Nor had Laramie underestimated the chances of an encounter under such circumstances. He counted only on the slight advantage of a surprise—knowing from disagreeable experiences how a surprise jars the poise; and there persisted in his mind, what he had never until then hinted to another, that Stone, shooting as an assassin from cover and Stone himself facing death, might shoot differently. On these slender hopes he covered Stone, as the ex-rustler jumped his rifle to his check, and cried to him to pitch up.

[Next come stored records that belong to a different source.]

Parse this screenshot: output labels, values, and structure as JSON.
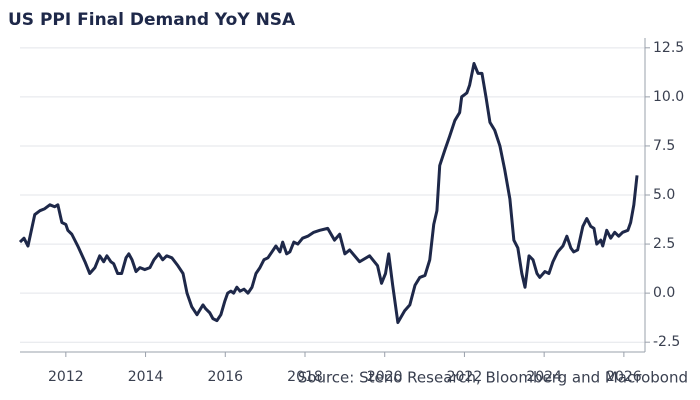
{
  "chart_data": {
    "type": "line",
    "title": "US PPI Final Demand YoY NSA",
    "source": "Source: Steno Research, Bloomberg and Macrobond",
    "x": [
      2010.85,
      2010.95,
      2011.05,
      2011.22,
      2011.35,
      2011.47,
      2011.6,
      2011.72,
      2011.8,
      2011.9,
      2012.0,
      2012.05,
      2012.15,
      2012.3,
      2012.48,
      2012.6,
      2012.73,
      2012.85,
      2012.95,
      2013.03,
      2013.13,
      2013.2,
      2013.3,
      2013.4,
      2013.51,
      2013.58,
      2013.66,
      2013.76,
      2013.86,
      2013.98,
      2014.11,
      2014.21,
      2014.33,
      2014.43,
      2014.53,
      2014.66,
      2014.81,
      2014.94,
      2015.04,
      2015.16,
      2015.29,
      2015.44,
      2015.51,
      2015.61,
      2015.69,
      2015.79,
      2015.89,
      2015.99,
      2016.06,
      2016.14,
      2016.21,
      2016.29,
      2016.37,
      2016.47,
      2016.57,
      2016.67,
      2016.77,
      2016.87,
      2016.97,
      2017.07,
      2017.17,
      2017.27,
      2017.37,
      2017.44,
      2017.54,
      2017.62,
      2017.72,
      2017.82,
      2017.94,
      2018.07,
      2018.22,
      2018.37,
      2018.57,
      2018.74,
      2018.87,
      2019.0,
      2019.12,
      2019.37,
      2019.62,
      2019.82,
      2019.92,
      2020.02,
      2020.1,
      2020.2,
      2020.33,
      2020.5,
      2020.63,
      2020.76,
      2020.88,
      2021.01,
      2021.13,
      2021.23,
      2021.31,
      2021.38,
      2021.51,
      2021.63,
      2021.76,
      2021.88,
      2021.93,
      2022.06,
      2022.13,
      2022.24,
      2022.34,
      2022.44,
      2022.54,
      2022.64,
      2022.76,
      2022.89,
      2023.01,
      2023.14,
      2023.24,
      2023.34,
      2023.44,
      2023.52,
      2023.62,
      2023.72,
      2023.82,
      2023.89,
      2024.02,
      2024.12,
      2024.22,
      2024.34,
      2024.47,
      2024.57,
      2024.67,
      2024.74,
      2024.84,
      2024.97,
      2025.07,
      2025.17,
      2025.25,
      2025.32,
      2025.42,
      2025.47,
      2025.57,
      2025.67,
      2025.77,
      2025.87,
      2025.97,
      2026.1,
      2026.17,
      2026.25,
      2026.33
    ],
    "series": [
      {
        "color": "#1e2849",
        "values": [
          2.6,
          2.8,
          2.4,
          4.0,
          4.2,
          4.3,
          4.5,
          4.4,
          4.5,
          3.6,
          3.5,
          3.2,
          3.0,
          2.4,
          1.6,
          1.0,
          1.3,
          1.9,
          1.6,
          1.9,
          1.6,
          1.5,
          1.0,
          1.0,
          1.8,
          2.0,
          1.7,
          1.1,
          1.3,
          1.2,
          1.3,
          1.7,
          2.0,
          1.7,
          1.9,
          1.8,
          1.4,
          1.0,
          0.0,
          -0.7,
          -1.1,
          -0.6,
          -0.8,
          -1.0,
          -1.3,
          -1.4,
          -1.1,
          -0.4,
          0.0,
          0.1,
          0.0,
          0.3,
          0.1,
          0.2,
          0.0,
          0.3,
          1.0,
          1.3,
          1.7,
          1.8,
          2.1,
          2.4,
          2.1,
          2.6,
          2.0,
          2.1,
          2.6,
          2.5,
          2.8,
          2.9,
          3.1,
          3.2,
          3.3,
          2.7,
          3.0,
          2.0,
          2.2,
          1.6,
          1.9,
          1.4,
          0.5,
          1.0,
          2.0,
          0.4,
          -1.5,
          -0.9,
          -0.6,
          0.4,
          0.8,
          0.9,
          1.7,
          3.5,
          4.2,
          6.5,
          7.3,
          8.0,
          8.8,
          9.2,
          10.0,
          10.2,
          10.6,
          11.7,
          11.2,
          11.2,
          10.0,
          8.7,
          8.3,
          7.5,
          6.3,
          4.8,
          2.7,
          2.3,
          1.0,
          0.3,
          1.9,
          1.7,
          1.0,
          0.8,
          1.1,
          1.0,
          1.6,
          2.1,
          2.4,
          2.9,
          2.3,
          2.1,
          2.2,
          3.4,
          3.8,
          3.4,
          3.3,
          2.5,
          2.7,
          2.4,
          3.2,
          2.8,
          3.1,
          2.9,
          3.1,
          3.2,
          3.6,
          4.5,
          6.0
        ]
      }
    ],
    "xlim": [
      2010.85,
      2026.53
    ],
    "xticks": [
      2012,
      2014,
      2016,
      2018,
      2020,
      2022,
      2024,
      2026
    ],
    "ylim": [
      -3,
      13
    ],
    "yticks": [
      12.5,
      {
        "value": 10,
        "label": "10.0"
      },
      7.5,
      {
        "value": 5,
        "label": "5.0"
      },
      2.5,
      {
        "value": 0,
        "label": "0.0"
      },
      -2.5
    ],
    "grid": true
  }
}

Stone's answer was a bullet. His shot echoed Laramie's, and as Laramie whipped the hat from his enemy's head, his bullet tore through the right side of Laramie's belt. Bare-headed, and thirsty to close on his antagonist, Stone, jumping from Laramie's second bullet, ran forward, hugging the creek wall, dropped on one knee, fired, and ran in again. Laramie refused to be tempted from the shadow in which he stood, until Stone, rounding the wall again as he came on, firing, threatened to find partial cover should Laramie stand still. It was a contest of deadly fencing, of steady heads and cool wit, a struggle in instant strategy. And if Stone meant to force Laramie into the sunshine, he now succeeded—but at a fearful cost. Laramie jumped not only into the sunshine but into the blinding sun itself, and when Stone ran in again, Laramie tore open his hip with a bullet. It knocked the foreman over as if it had been a mallet. But he was swiftly up and firing persistently almost outlined with bullets Laramie's figure against the rock wall. He splintered the grip of Laramie's revolver in its holster, he cut the sleeve from his wrist, and tore hair from the right side of his head; but he could not stop him. Enraged, and realizing too late how every possibility in the fight had been figured out by his enemy before he stepped into sight, Stone, crippled, yet forced to circle, dropped once more on his knee to smash in a final shot.